Saturday, April 17, 2010

Old Writing

There is a certain timelessness that seems to stitch together this southern tip of land. A gray light shines on the little tin roofs every morning, waking the young men beneath them, and turns golden by the time they are greeting each other by the coffeepot, and is hot and yellow by the time they are eating their eggs. Every morning it is the same, and every morning the young men speak the same words to each other.

Morning, says M to Hans.
What's Happening, he says back.
Oh nothing, he replies quietly.

They let silence settle over the first part of the ritual.

Big things today, Hans says, with a hint of suspense.
Are we picking oranges, asks M, and Hans proceeds to articulate the tactics and new obstacles that will transform the orchard into a battlefield, but M only nods occasionally, listening to his eggs hiss in the skillet.

The grey light turns golden, and the birds greet each other with the same words as the men below them, only in more erudite, nasal language. It happens this way every morning, and it always ha, even before there was anyone to write it down.
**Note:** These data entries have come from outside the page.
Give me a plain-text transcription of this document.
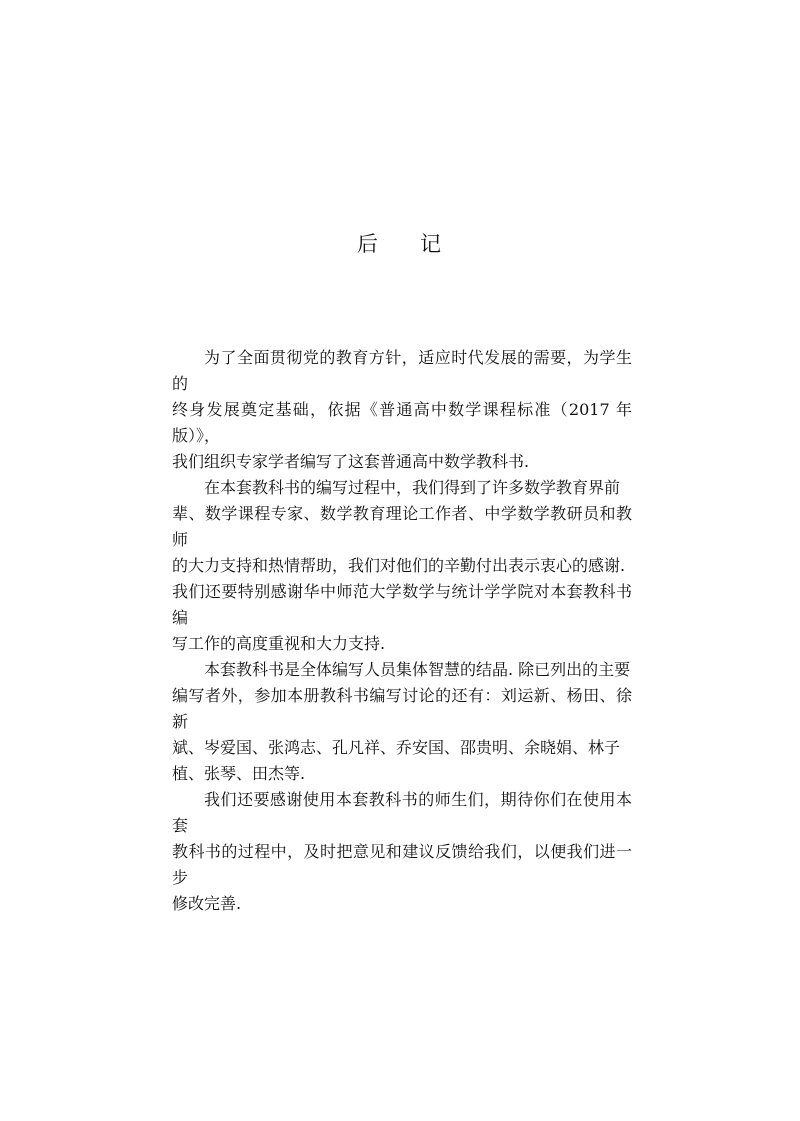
后 记

为了全面贯彻党的教育方针，适应时代发展的需要，为学生的
终身发展奠定基础，依据《普通高中数学课程标准（2017 年版）》，
我们组织专家学者编写了这套普通高中数学教科书.

在本套教科书的编写过程中，我们得到了许多数学教育界前
辈、数学课程专家、数学教育理论工作者、中学数学教研员和教师
的大力支持和热情帮助，我们对他们的辛勤付出表示衷心的感谢.
我们还要特别感谢华中师范大学数学与统计学学院对本套教科书编
写工作的高度重视和大力支持.

本套教科书是全体编写人员集体智慧的结晶. 除已列出的主要
编写者外，参加本册教科书编写讨论的还有：刘运新、杨田、徐新
斌、岑爱国、张鸿志、孔凡祥、乔安国、邵贵明、余晓娟、林子
植、张琴、田杰等.

我们还要感谢使用本套教科书的师生们，期待你们在使用本套
教科书的过程中，及时把意见和建议反馈给我们，以便我们进一步
修改完善.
The men walk up the road, half a mile form the little tin houses to the big wooden one. They walk on a dirt path through a rusting iron gate, cracked for their admittance. They walk past rows of high pine trees, standing like sentinels along the edge of the orchard, and past heaps of strange antiquated machinery, all being painted the same idle brown by the mingling of iron and air.

What do you suppose that big one with the hovel is for, Taft asks, looking for a hook on which to hang a question.
Oh that right there is a terrestrial boar, Hans replies. Yeah, that's what they call it in the mining towns, he says thoughtfully. Everyday that he walked past the machine he added another stitch to his story, weaving a lure large enough or Taft or one of the boys to hook on to. He had hundreds of these tapestries stowed away in his mind for other objects.

How do you suppose Mort came by it? Taft asked.
Won it off a poker hand with a cane planter from up the road. Some folks say the mead he was pouring for him had something to do with it, Hans said without hesitation. Course that's a whole nother story. They let silence eat the rest of the details.

What's mead, Taft asked.
Jesus Christ, don't you know anything about the world? Hans asked. Mike, why don't you explain to him, he said resignedly.